Kembali Oh Thi-hoa melengak, ia tertunduk dan terdiam sejenak, mendadak dengan gerakan kilat, ia rampas bungkusan yang dipegang Thio Sam itu, serunya sambil tertawa, "Aku bukan Coh Liu-hiang, tidak dapat mencuri, tapi dapat kurebut...."

Dengan cepat ia membuka bungkusan itu, tapi suara tertawanya lantas berhenti seketika setelah melihat isi bungkusan itu.

Kiranya cuma berisi sepotong baju. Baju panjang belepotan darah.

Warna baju itu hijau muda, kainnya dari kwalitas yang baik, halus dan enteng, kalau dipakai tentu sangat enak. Tapi di bagian dada baju itu banyak terciprat darah.

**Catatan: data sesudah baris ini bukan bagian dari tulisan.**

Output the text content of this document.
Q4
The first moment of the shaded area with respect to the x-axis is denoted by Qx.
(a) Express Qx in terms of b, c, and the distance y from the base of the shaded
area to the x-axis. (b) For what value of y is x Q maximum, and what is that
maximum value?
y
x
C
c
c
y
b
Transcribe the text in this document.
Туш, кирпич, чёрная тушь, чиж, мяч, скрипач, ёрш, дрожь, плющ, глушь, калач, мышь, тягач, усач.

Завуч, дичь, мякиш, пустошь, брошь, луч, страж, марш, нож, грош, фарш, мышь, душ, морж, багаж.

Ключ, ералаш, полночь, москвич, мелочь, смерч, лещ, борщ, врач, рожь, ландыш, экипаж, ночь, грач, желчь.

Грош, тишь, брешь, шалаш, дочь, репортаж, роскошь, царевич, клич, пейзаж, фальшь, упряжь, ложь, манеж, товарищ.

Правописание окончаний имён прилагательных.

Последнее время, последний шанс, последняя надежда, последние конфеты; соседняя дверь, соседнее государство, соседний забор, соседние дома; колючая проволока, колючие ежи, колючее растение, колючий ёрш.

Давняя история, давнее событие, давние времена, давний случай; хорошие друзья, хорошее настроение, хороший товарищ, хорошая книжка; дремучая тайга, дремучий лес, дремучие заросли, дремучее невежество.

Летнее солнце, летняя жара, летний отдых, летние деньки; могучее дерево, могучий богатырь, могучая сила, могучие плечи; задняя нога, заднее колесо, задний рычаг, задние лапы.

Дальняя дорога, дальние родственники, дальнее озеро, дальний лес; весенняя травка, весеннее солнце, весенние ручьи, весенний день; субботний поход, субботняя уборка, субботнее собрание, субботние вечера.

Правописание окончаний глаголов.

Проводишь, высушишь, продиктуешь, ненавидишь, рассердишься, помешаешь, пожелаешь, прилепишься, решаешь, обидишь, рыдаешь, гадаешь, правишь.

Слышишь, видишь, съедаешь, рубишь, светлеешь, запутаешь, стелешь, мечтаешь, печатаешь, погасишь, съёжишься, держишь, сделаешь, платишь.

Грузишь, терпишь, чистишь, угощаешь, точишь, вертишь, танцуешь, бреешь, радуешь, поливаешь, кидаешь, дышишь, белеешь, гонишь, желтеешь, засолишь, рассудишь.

"Kupernah melihat baju ini," kata Oh Thi-hoa.

"Dimana?" tanya Thio Sam.

"Tempo hari, waktu Ting Hong menyambut kedatangan Koh-bwe Taysu, baju inilah yang dipakai," jawab Oh Thi-hoa.

Seketika air muka Thio Sam berubah, ucapnya, "Dan bagaimana dengan darah ini? Apakah darah Hiang Thian-hui? Masa Ting Hong adalah pembunuhnya?"

"Sejak mula memang sudah kucurigai dia," kata Oh Thi-hoa dengan gemas. "Tapi Kim Leng-ci sangat penurut pada setiap ucapan Ting Hong, mengapa dia sengaja mengantarkan baju berdarah ini ke tempat kita?"

Thio Sam berpikir sejenak, katanya kemudian, "Bisa jadi dia belum tahu baju ini milik Ting Hong, mungkin...."

"Mungkin Kim Leng-ci sengaja hendak mengirim bukti," tiba-tiba Oh Thi-hoa menyela.

"Mengirim bukti apa?" tanya Thio Sam.

"Dia tahu kita menemukan mutiara di mayat itu dan tahu pula kita mencurigainya, maka sengaja mencuri pakaian Ting Hong serta dikotori dengan darah, dengan demikian perhatian kita dapat dialihkan pada baju berdarah ini," setelah mendengus, Oh Thi-hoa menyambung pula, "Padahal seumpama kau membunuh orang dengan memakai bajuku, apa aku pembunuhnya?"

"Tapi dalam soal ini masih ada dua hal yang mencurigakan," kata Coh Liu-hiang.

"Dua hal apa?" tanya Oh Thi-hoa.

"Pertama, Kim Leng-ci adalah seorang puteri keluarga terhormat, kalau disuruh membunuh orang, memang dia juga bisa membunuh, tapi jika disuruh mencuri baju orang lain, mungkin dia takkan mampu mencurinya."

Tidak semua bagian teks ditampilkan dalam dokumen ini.